I'm not really sure what type of ram it is because i bought a barebones machine (the case, motherboard, cpu, ram, the drives, and some crummy power supply...) basically just the parts i needed. I bought the rest seperately for pricing reasons and put it all together. Everything had a name brand on it except for the ram.....so i just bought the highest rated 6gb ram they had. I'll do some digging and find the page where i bought it from and see what other info it gives about the ram.
Hmm well that doesn't really help with timings. Maybe CPUZ will give you the info you need under the "memory" tab. Otherwise, you can set the RAM to 1600 and 1.65V and then see what the lowest timings that will work are. Start with 8-8-8-24 and if it boots, you can try it at 7-7-7-21 although I doubt that'll work (only extremely high performance RAM run at 1600 CL7). I'd say it's probably CL8 or CL9...
As for the cooler, it doesn't look much better than a stock cooler. I'd definitely keep an eye on temps under load (Real Temp and/or HWMonitor). Temps will limit your OCing - or at least it should lol. I'm not sure what the i7 max is but the i5 750 max is 72.5C so you'll probably want to make sure it's under 75C.
Ok, well, that's the info you need, anyway. 1600mhz CL9 at 1.5V. I bet at 1.65V you could drop that to CL8 but if it's not in the specs, it might have heat issues (is there a RAM heatsink on them?)

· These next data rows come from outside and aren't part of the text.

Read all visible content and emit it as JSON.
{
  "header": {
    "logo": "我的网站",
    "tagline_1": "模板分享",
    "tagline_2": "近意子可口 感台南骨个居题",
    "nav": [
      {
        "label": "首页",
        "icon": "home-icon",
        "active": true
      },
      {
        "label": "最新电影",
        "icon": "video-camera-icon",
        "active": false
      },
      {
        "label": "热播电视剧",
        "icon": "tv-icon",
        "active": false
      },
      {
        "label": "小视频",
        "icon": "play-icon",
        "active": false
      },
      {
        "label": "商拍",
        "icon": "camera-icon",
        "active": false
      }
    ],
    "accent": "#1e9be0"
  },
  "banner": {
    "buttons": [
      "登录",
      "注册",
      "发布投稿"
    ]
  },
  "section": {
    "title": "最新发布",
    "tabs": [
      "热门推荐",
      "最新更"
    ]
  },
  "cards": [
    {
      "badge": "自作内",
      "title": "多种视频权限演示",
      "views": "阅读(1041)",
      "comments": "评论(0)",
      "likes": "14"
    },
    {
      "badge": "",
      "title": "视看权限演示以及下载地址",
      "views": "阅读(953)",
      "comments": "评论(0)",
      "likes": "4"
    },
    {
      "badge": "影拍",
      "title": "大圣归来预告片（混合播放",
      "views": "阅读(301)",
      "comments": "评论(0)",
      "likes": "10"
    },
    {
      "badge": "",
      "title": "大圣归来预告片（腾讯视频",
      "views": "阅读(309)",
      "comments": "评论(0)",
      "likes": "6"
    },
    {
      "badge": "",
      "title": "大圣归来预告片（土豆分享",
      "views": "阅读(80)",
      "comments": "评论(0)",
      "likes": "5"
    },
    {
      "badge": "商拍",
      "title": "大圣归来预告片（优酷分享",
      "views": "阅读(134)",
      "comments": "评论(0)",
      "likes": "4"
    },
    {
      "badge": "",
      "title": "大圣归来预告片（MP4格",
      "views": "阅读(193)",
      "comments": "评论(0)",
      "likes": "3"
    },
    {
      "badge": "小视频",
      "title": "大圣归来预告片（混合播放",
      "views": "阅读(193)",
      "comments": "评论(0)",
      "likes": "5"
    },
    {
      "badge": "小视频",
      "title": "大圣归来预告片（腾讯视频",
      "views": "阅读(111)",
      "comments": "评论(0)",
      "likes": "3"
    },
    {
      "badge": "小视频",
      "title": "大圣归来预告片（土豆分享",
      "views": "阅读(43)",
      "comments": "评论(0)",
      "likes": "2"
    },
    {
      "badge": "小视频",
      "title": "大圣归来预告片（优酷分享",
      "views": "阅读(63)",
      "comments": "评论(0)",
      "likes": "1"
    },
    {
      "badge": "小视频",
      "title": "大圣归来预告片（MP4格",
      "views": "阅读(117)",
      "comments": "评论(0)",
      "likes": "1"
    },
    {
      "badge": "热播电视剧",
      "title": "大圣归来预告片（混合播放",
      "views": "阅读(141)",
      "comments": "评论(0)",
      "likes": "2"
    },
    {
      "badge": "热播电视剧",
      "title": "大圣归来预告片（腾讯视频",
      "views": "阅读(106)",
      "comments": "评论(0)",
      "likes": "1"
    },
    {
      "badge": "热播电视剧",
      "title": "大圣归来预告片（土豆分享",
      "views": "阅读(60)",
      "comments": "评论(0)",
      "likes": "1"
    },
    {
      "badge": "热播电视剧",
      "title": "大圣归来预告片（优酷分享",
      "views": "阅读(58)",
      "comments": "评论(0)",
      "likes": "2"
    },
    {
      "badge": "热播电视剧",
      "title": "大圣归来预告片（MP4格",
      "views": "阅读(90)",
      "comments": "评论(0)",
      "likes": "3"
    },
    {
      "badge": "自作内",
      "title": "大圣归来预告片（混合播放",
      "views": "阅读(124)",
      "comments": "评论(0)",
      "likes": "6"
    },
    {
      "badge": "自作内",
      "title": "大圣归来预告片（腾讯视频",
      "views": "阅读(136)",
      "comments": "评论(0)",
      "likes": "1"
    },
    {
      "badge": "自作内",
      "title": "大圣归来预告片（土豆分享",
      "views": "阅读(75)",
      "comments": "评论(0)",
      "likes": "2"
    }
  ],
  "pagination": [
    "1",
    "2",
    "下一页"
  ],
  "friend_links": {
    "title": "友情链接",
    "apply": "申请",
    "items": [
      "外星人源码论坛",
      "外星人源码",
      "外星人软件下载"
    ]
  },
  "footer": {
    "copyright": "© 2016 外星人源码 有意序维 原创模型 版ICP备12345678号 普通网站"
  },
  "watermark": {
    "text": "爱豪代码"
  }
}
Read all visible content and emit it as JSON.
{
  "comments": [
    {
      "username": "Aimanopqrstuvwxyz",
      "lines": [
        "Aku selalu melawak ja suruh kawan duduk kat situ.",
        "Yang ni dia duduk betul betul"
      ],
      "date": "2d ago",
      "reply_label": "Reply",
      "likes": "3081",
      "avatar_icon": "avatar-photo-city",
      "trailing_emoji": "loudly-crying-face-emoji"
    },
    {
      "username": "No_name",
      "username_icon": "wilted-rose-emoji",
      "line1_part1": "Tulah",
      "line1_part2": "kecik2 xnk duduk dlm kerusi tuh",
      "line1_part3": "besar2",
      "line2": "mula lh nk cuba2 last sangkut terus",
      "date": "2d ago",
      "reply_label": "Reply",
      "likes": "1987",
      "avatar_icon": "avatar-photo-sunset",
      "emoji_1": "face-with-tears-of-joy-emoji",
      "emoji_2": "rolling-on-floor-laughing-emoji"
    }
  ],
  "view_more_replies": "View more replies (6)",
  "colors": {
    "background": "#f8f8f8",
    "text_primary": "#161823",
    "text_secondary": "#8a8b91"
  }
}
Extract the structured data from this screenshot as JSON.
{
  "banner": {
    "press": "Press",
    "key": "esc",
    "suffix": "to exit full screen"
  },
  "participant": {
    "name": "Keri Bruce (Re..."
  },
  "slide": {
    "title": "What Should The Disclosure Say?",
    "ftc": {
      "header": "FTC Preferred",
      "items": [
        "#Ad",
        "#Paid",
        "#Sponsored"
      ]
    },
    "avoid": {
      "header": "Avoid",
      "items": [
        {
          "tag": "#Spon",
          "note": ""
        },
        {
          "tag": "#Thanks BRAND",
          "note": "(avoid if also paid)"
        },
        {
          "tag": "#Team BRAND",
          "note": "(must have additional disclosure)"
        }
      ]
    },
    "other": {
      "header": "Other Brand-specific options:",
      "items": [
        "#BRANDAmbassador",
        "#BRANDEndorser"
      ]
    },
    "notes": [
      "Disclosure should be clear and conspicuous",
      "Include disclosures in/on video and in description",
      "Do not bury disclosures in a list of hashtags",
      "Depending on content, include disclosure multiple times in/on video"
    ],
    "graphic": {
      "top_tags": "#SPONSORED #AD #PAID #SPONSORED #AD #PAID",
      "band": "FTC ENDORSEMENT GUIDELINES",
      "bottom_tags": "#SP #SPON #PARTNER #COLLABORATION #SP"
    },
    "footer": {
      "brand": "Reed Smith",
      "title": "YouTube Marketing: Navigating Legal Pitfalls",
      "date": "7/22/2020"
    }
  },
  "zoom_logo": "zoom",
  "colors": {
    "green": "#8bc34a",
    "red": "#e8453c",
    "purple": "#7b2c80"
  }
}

The RAM is probably generic RAM, not meant as high performance stuff. That's why it only has JEDEC specs (which is the general specs all RAM must adhere to)
In your BIOS, you should only really have to set 9-9-9-28 and if you want you could set tRC too but probably won't have to. Command rate it doesn't say, so it might work at 1T/1N or at 2T/2N. Try 1T first.
Generally, tRAS = CL x 3 (more like 7+7+7=21, since if you had 7+8+7, it would be 22. JEDEC spec adds +1 to that number for stability, but it can often work lower). tRC then is simply tRAS+CL, in this case on your RAM it's 22+7=29. Generally when setting timings you only really have to set the CL timings (at 1600mhz you'd be setting the 9-9-9) and the command rate - that's the 1N/1T or 2N/2T. The N and T are the same thing it's just different BIOSes show it differently for whatever reason. Command rate, iirc, comes down to initially finding data on the RAM. It will take and extra clock at 2T which technically is slower, but after that initial "search" all the data transfer is the exact same, so it doesn't make a big difference and will make RAM a little more stable if you're having issues.
sorry i've been having problems with my operating system....its acting funky because it thinks its not authentic....its the one i used on my last machine but ive been trying to contact microsoft and have them switch my activation code over, but its so hard to contact them...anyways ive kinda put the overclock on hold till i can get my OS set.
Oh I had that issue when I reinstalled Win 7 on my PC (changed HDDs). The online confirmation didn't work, but their telephone thing did - it's all automated. There should be a phone number for manual activation.